Topical anaesthetic cream, gel or patch

  • In Canada, you can buy topical anaesthetics to reduce the pain from needles without a prescription: EMLA™ (lidocaine-prilocaine), Ametop™ (tetracaine), or Maxilene™ (lidocaine).
  • They are safe in children.
  • Apply them at home or at the clinic before the needle.

What you can do

Upright positioning

  • Have your child sit upright before, during and after the needle.
  • Your child may be held on your lap; this helps your child to feel secure and to stay still.
  • Make sure you undress your child to free the arm(s) where the needle will be given.
  • Don't hold your child too tightly. If you do, this can increase your child's distress.

How you can act

Your state of mind

  • Stay with your child, be calm and use your normal speaking voice during and after the needle.
  • Acknowledge your child's pain but don't focus on it.
  • This will help your child stay calm.
  • Children see and feel what their parents are doing, and often do the same.
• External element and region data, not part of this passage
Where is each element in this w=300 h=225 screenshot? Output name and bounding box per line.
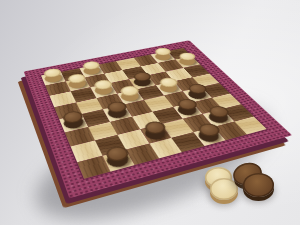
off-board-checker-dark-front[interactable] bbox=[243, 173, 274, 197]
square-r6c3[interactable] bbox=[110, 117, 140, 135]
checker-light[interactable] bbox=[67, 78, 88, 90]
checker-dark[interactable] bbox=[195, 128, 223, 144]
checker-light[interactable] bbox=[177, 57, 198, 67]
checker-dark[interactable] bbox=[104, 151, 132, 170]
checker-top-face bbox=[243, 173, 274, 197]
photo-scene bbox=[0, 0, 300, 225]
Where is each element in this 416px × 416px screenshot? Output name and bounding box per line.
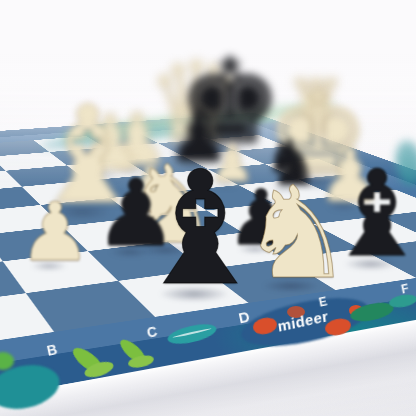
chess-product-photo: BCDEF mideer ♝♞♞♟♟♟♝♝♟♟♟♟♛♚♟♞♚♜♟ xyxy=(0,0,416,416)
black-bishop-d3[interactable]: ♝ xyxy=(130,150,271,307)
white-pawn-b4[interactable]: ♟ xyxy=(19,192,92,273)
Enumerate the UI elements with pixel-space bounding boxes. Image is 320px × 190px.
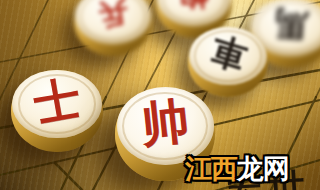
piece-face: 兵: [75, 0, 151, 44]
general-glyph: 帅: [117, 87, 214, 157]
watermark-part1: 江西: [185, 154, 237, 184]
piece-face: 車: [189, 27, 267, 85]
advisor-glyph: 士: [12, 70, 101, 131]
cannon-glyph: 炮: [157, 0, 231, 21]
palace-diagonal: [55, 163, 82, 190]
watermark-part2: 龙网: [237, 154, 289, 184]
watermark-text: 江西龙网: [185, 151, 289, 187]
chariot-glyph: 車: [189, 27, 267, 79]
piece-red-advisor[interactable]: 士: [11, 70, 103, 152]
piece-red-soldier[interactable]: 兵: [74, 0, 152, 56]
piece-face: 士: [12, 70, 101, 138]
xiangqi-board-photo: 炮 兵 馬 車 士 帅 宏世 江西龙网: [0, 0, 320, 190]
soldier-glyph: 兵: [75, 0, 151, 39]
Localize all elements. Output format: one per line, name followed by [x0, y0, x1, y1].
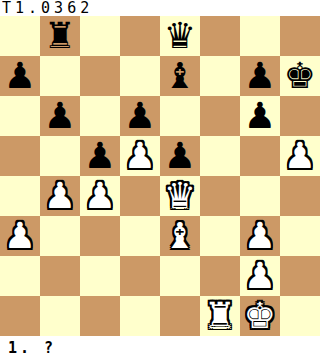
- square-a4[interactable]: [0, 176, 40, 216]
- white-bishop: ♝: [160, 216, 200, 256]
- white-pawn: ♟: [120, 136, 160, 176]
- square-d3[interactable]: [120, 216, 160, 256]
- square-f4[interactable]: [200, 176, 240, 216]
- square-d4[interactable]: [120, 176, 160, 216]
- square-c7[interactable]: [80, 56, 120, 96]
- black-pawn: ♟: [160, 136, 200, 176]
- square-e8[interactable]: ♛: [160, 16, 200, 56]
- white-pawn: ♟: [40, 176, 80, 216]
- square-f8[interactable]: [200, 16, 240, 56]
- square-b5[interactable]: [40, 136, 80, 176]
- square-h8[interactable]: [280, 16, 320, 56]
- white-pawn: ♟: [80, 176, 120, 216]
- square-e2[interactable]: [160, 256, 200, 296]
- square-b2[interactable]: [40, 256, 80, 296]
- black-rook: ♜: [40, 16, 80, 56]
- square-f7[interactable]: [200, 56, 240, 96]
- square-h1[interactable]: [280, 296, 320, 336]
- square-f6[interactable]: [200, 96, 240, 136]
- square-g4[interactable]: [240, 176, 280, 216]
- square-a6[interactable]: [0, 96, 40, 136]
- chess-puzzle-app: T1.0362 ♜♛♟♝♟♚♟♟♟♟♟♟♟♟♟♛♟♝♟♟♜♚ 1. ?: [0, 0, 320, 360]
- black-king: ♚: [280, 56, 320, 96]
- square-c6[interactable]: [80, 96, 120, 136]
- square-a8[interactable]: [0, 16, 40, 56]
- square-c4[interactable]: ♟: [80, 176, 120, 216]
- square-h3[interactable]: [280, 216, 320, 256]
- square-d5[interactable]: ♟: [120, 136, 160, 176]
- white-queen: ♛: [160, 176, 200, 216]
- square-g8[interactable]: [240, 16, 280, 56]
- square-h6[interactable]: [280, 96, 320, 136]
- square-b7[interactable]: [40, 56, 80, 96]
- square-b3[interactable]: [40, 216, 80, 256]
- black-pawn: ♟: [80, 136, 120, 176]
- black-pawn: ♟: [0, 56, 40, 96]
- black-pawn: ♟: [240, 56, 280, 96]
- square-e6[interactable]: [160, 96, 200, 136]
- square-a5[interactable]: [0, 136, 40, 176]
- square-c5[interactable]: ♟: [80, 136, 120, 176]
- square-c2[interactable]: [80, 256, 120, 296]
- square-f2[interactable]: [200, 256, 240, 296]
- square-b6[interactable]: ♟: [40, 96, 80, 136]
- white-pawn: ♟: [0, 216, 40, 256]
- square-g5[interactable]: [240, 136, 280, 176]
- square-e7[interactable]: ♝: [160, 56, 200, 96]
- white-pawn: ♟: [240, 256, 280, 296]
- black-pawn: ♟: [240, 96, 280, 136]
- square-g2[interactable]: ♟: [240, 256, 280, 296]
- square-a3[interactable]: ♟: [0, 216, 40, 256]
- puzzle-id: T1.0362: [0, 0, 320, 16]
- black-pawn: ♟: [40, 96, 80, 136]
- black-bishop: ♝: [160, 56, 200, 96]
- square-f5[interactable]: [200, 136, 240, 176]
- square-h2[interactable]: [280, 256, 320, 296]
- square-a7[interactable]: ♟: [0, 56, 40, 96]
- square-b1[interactable]: [40, 296, 80, 336]
- square-c1[interactable]: [80, 296, 120, 336]
- square-d2[interactable]: [120, 256, 160, 296]
- square-d7[interactable]: [120, 56, 160, 96]
- square-g6[interactable]: ♟: [240, 96, 280, 136]
- white-pawn: ♟: [280, 136, 320, 176]
- square-f1[interactable]: ♜: [200, 296, 240, 336]
- square-e1[interactable]: [160, 296, 200, 336]
- square-c3[interactable]: [80, 216, 120, 256]
- square-g1[interactable]: ♚: [240, 296, 280, 336]
- square-d6[interactable]: ♟: [120, 96, 160, 136]
- square-h5[interactable]: ♟: [280, 136, 320, 176]
- square-h4[interactable]: [280, 176, 320, 216]
- white-king: ♚: [240, 296, 280, 336]
- square-c8[interactable]: [80, 16, 120, 56]
- chess-board: ♜♛♟♝♟♚♟♟♟♟♟♟♟♟♟♛♟♝♟♟♜♚: [0, 16, 320, 336]
- square-d8[interactable]: [120, 16, 160, 56]
- square-b4[interactable]: ♟: [40, 176, 80, 216]
- black-pawn: ♟: [120, 96, 160, 136]
- square-f3[interactable]: [200, 216, 240, 256]
- square-g3[interactable]: ♟: [240, 216, 280, 256]
- square-a2[interactable]: [0, 256, 40, 296]
- square-e4[interactable]: ♛: [160, 176, 200, 216]
- white-rook: ♜: [200, 296, 240, 336]
- move-prompt: 1. ?: [0, 336, 320, 360]
- square-a1[interactable]: [0, 296, 40, 336]
- square-e3[interactable]: ♝: [160, 216, 200, 256]
- square-g7[interactable]: ♟: [240, 56, 280, 96]
- black-queen: ♛: [160, 16, 200, 56]
- square-b8[interactable]: ♜: [40, 16, 80, 56]
- white-pawn: ♟: [240, 216, 280, 256]
- square-d1[interactable]: [120, 296, 160, 336]
- square-e5[interactable]: ♟: [160, 136, 200, 176]
- square-h7[interactable]: ♚: [280, 56, 320, 96]
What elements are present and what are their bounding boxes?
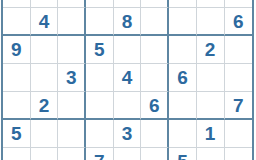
digit: 2 <box>39 96 50 115</box>
cell-r4c4[interactable]: 4 <box>114 64 142 92</box>
digit: 7 <box>233 96 244 115</box>
cell-r5c5[interactable]: 6 <box>141 92 169 120</box>
sudoku-board: 3748695234626753175 <box>1 0 254 160</box>
cell-r7c2[interactable] <box>58 148 86 160</box>
cell-r5c7[interactable] <box>197 92 225 120</box>
cell-r3c7[interactable]: 2 <box>197 36 225 64</box>
cell-r3c1[interactable] <box>31 36 59 64</box>
cell-r1c1[interactable] <box>31 0 59 8</box>
cell-r1c5[interactable]: 7 <box>141 0 169 8</box>
cell-r1c7[interactable] <box>197 0 225 8</box>
cell-r2c5[interactable] <box>141 8 169 36</box>
cell-r4c6[interactable]: 6 <box>169 64 197 92</box>
cell-r3c5[interactable] <box>141 36 169 64</box>
digit: 5 <box>94 40 105 59</box>
digit: 6 <box>177 68 188 87</box>
cell-r4c1[interactable] <box>31 64 59 92</box>
digit: 4 <box>39 12 50 31</box>
cell-r7c5[interactable] <box>141 148 169 160</box>
digit: 3 <box>66 68 77 87</box>
cell-r2c1[interactable]: 4 <box>31 8 59 36</box>
cell-r6c8[interactable] <box>225 120 253 148</box>
cell-r7c1[interactable] <box>31 148 59 160</box>
digit: 4 <box>122 68 133 87</box>
cell-r7c3[interactable]: 7 <box>86 148 114 160</box>
cell-r5c4[interactable] <box>114 92 142 120</box>
cell-r5c3[interactable] <box>86 92 114 120</box>
cell-r6c4[interactable]: 3 <box>114 120 142 148</box>
cell-r2c0[interactable] <box>3 8 31 36</box>
digit: 5 <box>11 124 22 143</box>
cell-r3c8[interactable] <box>225 36 253 64</box>
cell-r1c2[interactable]: 3 <box>58 0 86 8</box>
digit: 5 <box>177 152 188 160</box>
cell-r3c2[interactable] <box>58 36 86 64</box>
cell-r3c4[interactable] <box>114 36 142 64</box>
digit: 6 <box>149 96 160 115</box>
cell-r4c8[interactable] <box>225 64 253 92</box>
cell-r6c0[interactable]: 5 <box>3 120 31 148</box>
digit: 7 <box>94 152 105 160</box>
cell-r5c8[interactable]: 7 <box>225 92 253 120</box>
cell-r7c4[interactable] <box>114 148 142 160</box>
cell-r7c7[interactable] <box>197 148 225 160</box>
cell-r3c0[interactable]: 9 <box>3 36 31 64</box>
digit: 2 <box>205 40 216 59</box>
cell-r1c3[interactable] <box>86 0 114 8</box>
cell-r1c4[interactable] <box>114 0 142 8</box>
digit: 1 <box>205 124 216 143</box>
cell-r2c3[interactable] <box>86 8 114 36</box>
cell-r7c8[interactable] <box>225 148 253 160</box>
digit: 3 <box>66 0 77 3</box>
digit: 6 <box>233 12 244 31</box>
digit: 8 <box>122 12 133 31</box>
cell-r2c4[interactable]: 8 <box>114 8 142 36</box>
cell-r5c2[interactable] <box>58 92 86 120</box>
cell-r4c3[interactable] <box>86 64 114 92</box>
cell-r2c6[interactable] <box>169 8 197 36</box>
cell-r3c6[interactable] <box>169 36 197 64</box>
cell-r6c2[interactable] <box>58 120 86 148</box>
cell-r4c7[interactable] <box>197 64 225 92</box>
cell-r5c6[interactable] <box>169 92 197 120</box>
cell-r5c1[interactable]: 2 <box>31 92 59 120</box>
cell-r6c1[interactable] <box>31 120 59 148</box>
cell-r1c6[interactable] <box>169 0 197 8</box>
cell-r3c3[interactable]: 5 <box>86 36 114 64</box>
cell-r2c8[interactable]: 6 <box>225 8 253 36</box>
digit: 7 <box>149 0 160 3</box>
cell-r6c5[interactable] <box>141 120 169 148</box>
cell-r7c0[interactable] <box>3 148 31 160</box>
cell-r6c6[interactable] <box>169 120 197 148</box>
cell-r5c0[interactable] <box>3 92 31 120</box>
digit: 3 <box>122 124 133 143</box>
cell-r7c6[interactable]: 5 <box>169 148 197 160</box>
cell-r4c5[interactable] <box>141 64 169 92</box>
cell-r6c3[interactable] <box>86 120 114 148</box>
cell-r2c2[interactable] <box>58 8 86 36</box>
cell-r1c8[interactable] <box>225 0 253 8</box>
sudoku-screenshot: 3748695234626753175 <box>0 0 256 160</box>
cell-r2c7[interactable] <box>197 8 225 36</box>
cell-r4c0[interactable] <box>3 64 31 92</box>
digit: 9 <box>11 40 22 59</box>
cell-r1c0[interactable] <box>3 0 31 8</box>
cell-r4c2[interactable]: 3 <box>58 64 86 92</box>
cell-r6c7[interactable]: 1 <box>197 120 225 148</box>
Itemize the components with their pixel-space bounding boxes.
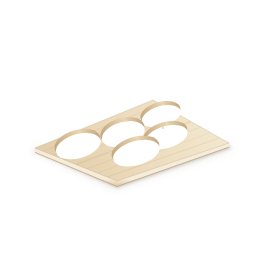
wood-knot-speck — [162, 127, 164, 129]
product-photo: Light wooden tray insert with five round… — [0, 0, 270, 270]
wooden-tray-photo — [0, 0, 270, 270]
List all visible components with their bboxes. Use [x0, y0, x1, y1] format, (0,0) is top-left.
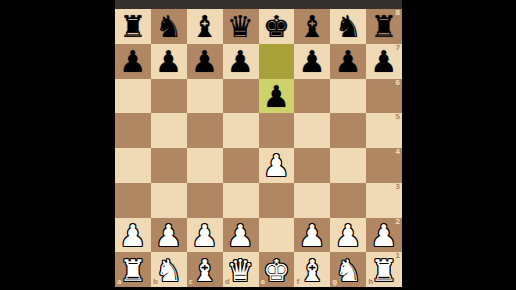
piece-white-pawn-d2[interactable]: ♟ — [227, 221, 254, 251]
coord-file-e: e — [261, 279, 266, 286]
piece-white-pawn-f2[interactable]: ♟ — [299, 221, 326, 251]
piece-black-pawn-e6[interactable]: ♟ — [263, 82, 290, 112]
piece-white-rook-h1[interactable]: ♜ — [371, 256, 398, 286]
square-f6[interactable] — [294, 79, 330, 114]
coord-file-c: c — [189, 279, 193, 286]
square-b5[interactable] — [151, 113, 187, 148]
piece-black-pawn-b7[interactable]: ♟ — [155, 47, 182, 77]
square-b8[interactable]: ♞ — [151, 9, 187, 44]
coord-rank-5: 5 — [395, 114, 400, 121]
piece-black-knight-g8[interactable]: ♞ — [335, 12, 362, 42]
coord-rank-7: 7 — [395, 45, 400, 52]
square-e8[interactable]: ♚ — [259, 9, 295, 44]
piece-white-rook-a1[interactable]: ♜ — [119, 256, 146, 286]
square-a8[interactable]: ♜ — [115, 9, 151, 44]
coord-file-b: b — [153, 279, 158, 286]
square-a7[interactable]: ♟ — [115, 44, 151, 79]
square-f1[interactable]: ♝f — [294, 252, 330, 287]
coord-file-a: a — [117, 279, 122, 286]
letterbox-background: ♜♞♝♛♚♝♞♜8♟♟♟♟♟♟♟7♟65♟43♟♟♟♟♟♟♟2♜a♞b♝c♛d♚… — [0, 0, 516, 290]
coord-rank-6: 6 — [395, 80, 400, 87]
square-f3[interactable] — [294, 183, 330, 218]
piece-black-pawn-f7[interactable]: ♟ — [299, 47, 326, 77]
square-d8[interactable]: ♛ — [223, 9, 259, 44]
piece-black-pawn-g7[interactable]: ♟ — [335, 47, 362, 77]
piece-white-king-e1[interactable]: ♚ — [263, 256, 290, 286]
piece-white-knight-g1[interactable]: ♞ — [335, 256, 362, 286]
piece-black-pawn-h7[interactable]: ♟ — [371, 47, 398, 77]
square-f2[interactable]: ♟ — [294, 218, 330, 253]
piece-black-rook-a8[interactable]: ♜ — [119, 12, 146, 42]
coord-rank-4: 4 — [395, 149, 400, 156]
square-b2[interactable]: ♟ — [151, 218, 187, 253]
square-f5[interactable] — [294, 113, 330, 148]
piece-white-pawn-a2[interactable]: ♟ — [119, 221, 146, 251]
square-g5[interactable] — [330, 113, 366, 148]
square-f8[interactable]: ♝ — [294, 9, 330, 44]
square-c4[interactable] — [187, 148, 223, 183]
square-c3[interactable] — [187, 183, 223, 218]
coord-file-f: f — [296, 279, 299, 286]
square-b1[interactable]: ♞b — [151, 252, 187, 287]
square-h8[interactable]: ♜8 — [366, 9, 402, 44]
piece-black-bishop-c8[interactable]: ♝ — [191, 12, 218, 42]
square-g2[interactable]: ♟ — [330, 218, 366, 253]
piece-black-rook-h8[interactable]: ♜ — [371, 12, 398, 42]
square-a2[interactable]: ♟ — [115, 218, 151, 253]
coord-rank-8: 8 — [395, 10, 400, 17]
square-h1[interactable]: ♜1h — [366, 252, 402, 287]
piece-white-pawn-c2[interactable]: ♟ — [191, 221, 218, 251]
piece-white-bishop-c1[interactable]: ♝ — [191, 256, 218, 286]
piece-black-queen-d8[interactable]: ♛ — [227, 12, 254, 42]
coord-rank-2: 2 — [395, 219, 400, 226]
square-a5[interactable] — [115, 113, 151, 148]
piece-white-knight-b1[interactable]: ♞ — [155, 256, 182, 286]
piece-black-king-e8[interactable]: ♚ — [263, 12, 290, 42]
square-h4[interactable]: 4 — [366, 148, 402, 183]
square-c1[interactable]: ♝c — [187, 252, 223, 287]
top-bar — [115, 0, 402, 9]
piece-white-pawn-e4[interactable]: ♟ — [263, 151, 290, 181]
square-d2[interactable]: ♟ — [223, 218, 259, 253]
piece-white-bishop-f1[interactable]: ♝ — [299, 256, 326, 286]
piece-white-pawn-h2[interactable]: ♟ — [371, 221, 398, 251]
square-h2[interactable]: ♟2 — [366, 218, 402, 253]
square-g8[interactable]: ♞ — [330, 9, 366, 44]
coord-file-g: g — [332, 279, 337, 286]
piece-black-pawn-d7[interactable]: ♟ — [227, 47, 254, 77]
piece-black-bishop-f8[interactable]: ♝ — [299, 12, 326, 42]
square-b6[interactable] — [151, 79, 187, 114]
chess-board: ♜♞♝♛♚♝♞♜8♟♟♟♟♟♟♟7♟65♟43♟♟♟♟♟♟♟2♜a♞b♝c♛d♚… — [115, 9, 402, 287]
coord-rank-1: 1 — [395, 253, 400, 260]
square-e4[interactable]: ♟ — [259, 148, 295, 183]
square-d6[interactable] — [223, 79, 259, 114]
square-e2[interactable] — [259, 218, 295, 253]
piece-black-pawn-a7[interactable]: ♟ — [119, 47, 146, 77]
square-a3[interactable] — [115, 183, 151, 218]
square-c5[interactable] — [187, 113, 223, 148]
square-e7[interactable] — [259, 44, 295, 79]
square-c6[interactable] — [187, 79, 223, 114]
square-d5[interactable] — [223, 113, 259, 148]
square-f4[interactable] — [294, 148, 330, 183]
square-b4[interactable] — [151, 148, 187, 183]
square-c2[interactable]: ♟ — [187, 218, 223, 253]
square-a6[interactable] — [115, 79, 151, 114]
square-g4[interactable] — [330, 148, 366, 183]
square-b7[interactable]: ♟ — [151, 44, 187, 79]
square-h5[interactable]: 5 — [366, 113, 402, 148]
square-f7[interactable]: ♟ — [294, 44, 330, 79]
square-d1[interactable]: ♛d — [223, 252, 259, 287]
square-c8[interactable]: ♝ — [187, 9, 223, 44]
square-c7[interactable]: ♟ — [187, 44, 223, 79]
square-g7[interactable]: ♟ — [330, 44, 366, 79]
piece-white-queen-d1[interactable]: ♛ — [227, 256, 254, 286]
square-d3[interactable] — [223, 183, 259, 218]
square-a4[interactable] — [115, 148, 151, 183]
square-b3[interactable] — [151, 183, 187, 218]
square-h7[interactable]: ♟7 — [366, 44, 402, 79]
square-d4[interactable] — [223, 148, 259, 183]
square-e5[interactable] — [259, 113, 295, 148]
square-e1[interactable]: ♚e — [259, 252, 295, 287]
square-d7[interactable]: ♟ — [223, 44, 259, 79]
coord-file-h: h — [368, 279, 373, 286]
square-h6[interactable]: 6 — [366, 79, 402, 114]
piece-white-pawn-g2[interactable]: ♟ — [335, 221, 362, 251]
coord-file-d: d — [225, 279, 230, 286]
coord-rank-3: 3 — [395, 184, 400, 191]
square-h3[interactable]: 3 — [366, 183, 402, 218]
square-e3[interactable] — [259, 183, 295, 218]
square-g1[interactable]: ♞g — [330, 252, 366, 287]
square-e6[interactable]: ♟ — [259, 79, 295, 114]
piece-white-pawn-b2[interactable]: ♟ — [155, 221, 182, 251]
square-g6[interactable] — [330, 79, 366, 114]
square-a1[interactable]: ♜a — [115, 252, 151, 287]
piece-black-pawn-c7[interactable]: ♟ — [191, 47, 218, 77]
square-g3[interactable] — [330, 183, 366, 218]
piece-black-knight-b8[interactable]: ♞ — [155, 12, 182, 42]
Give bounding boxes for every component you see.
If you are nervous, you can take a few slow, deep breaths to calm yourself before, during and after the needle.
  • Breathe so your belly expands, not your chest.
  • Direct your child to take slow deep breaths before, during and after the needle.

Distract your child

  • Taking your child's focus away from the needle can reduce your child's pain.
  • Distract with singing, talking, counting, jokes, books, bubbles, pinwheels, toys, or electronic devices like smartphones and computers before, during, and after the needle.
  • For best results, choose a distraction that involves multiple senses (sight, touch, and hearing) and have your child actively participate.
  • Keep your child's attention on the distraction.
  • Be prepared to change what you are doing to keep your child distracted.
  • There are a few children that cope better if they watch the needle, so if your child says they want to watch, that's ok too.

Videos

Kids and Teens

These methods are proven to be safe and effective. You can combine the different methods for better results. Tell your child's family physician, paediatrician, or nurse what you plan to do so they can support your goals.

What you can use

Topical anaesthetic cream, gel or patch

  • Use creams, gels or patches to numb the skin where the vaccine will be injected.
  • In Canada, you can buy topical anaesthetics to reduce the pain from needles without a prescription: EMLA™ (lidocaine-prilocaine), Ametop™ (tetracaine), or Maxilene™ (lidocaine).
  • Apply to your upper arm before immunization.
  • Ask your health care provider about correct placement of the product.
  • These products take 30-60 minutes to numb the skin. Your skin may temporarily appear lighter or redder than normal.

What you can do

Body position

  • Pick the most comfortable position for you.
  • Sit upright or lie down, whichever is the most relaxing for you.
  • Relax your arm. It may help to dangle your arm and then reposition it to ensure that your arm and muscle are completely relaxed.

How you can act

Stay calm

  • Take a few slow, deep breaths to calm yourself.
  • Breathe so your belly expands, not your chest. Breaths should be deep and then slowly exhaled.

Distraction

  • Take your attention away from the pain.
  • Use conversation, music, video, reading, pictures, smartphones, and/or simply look away.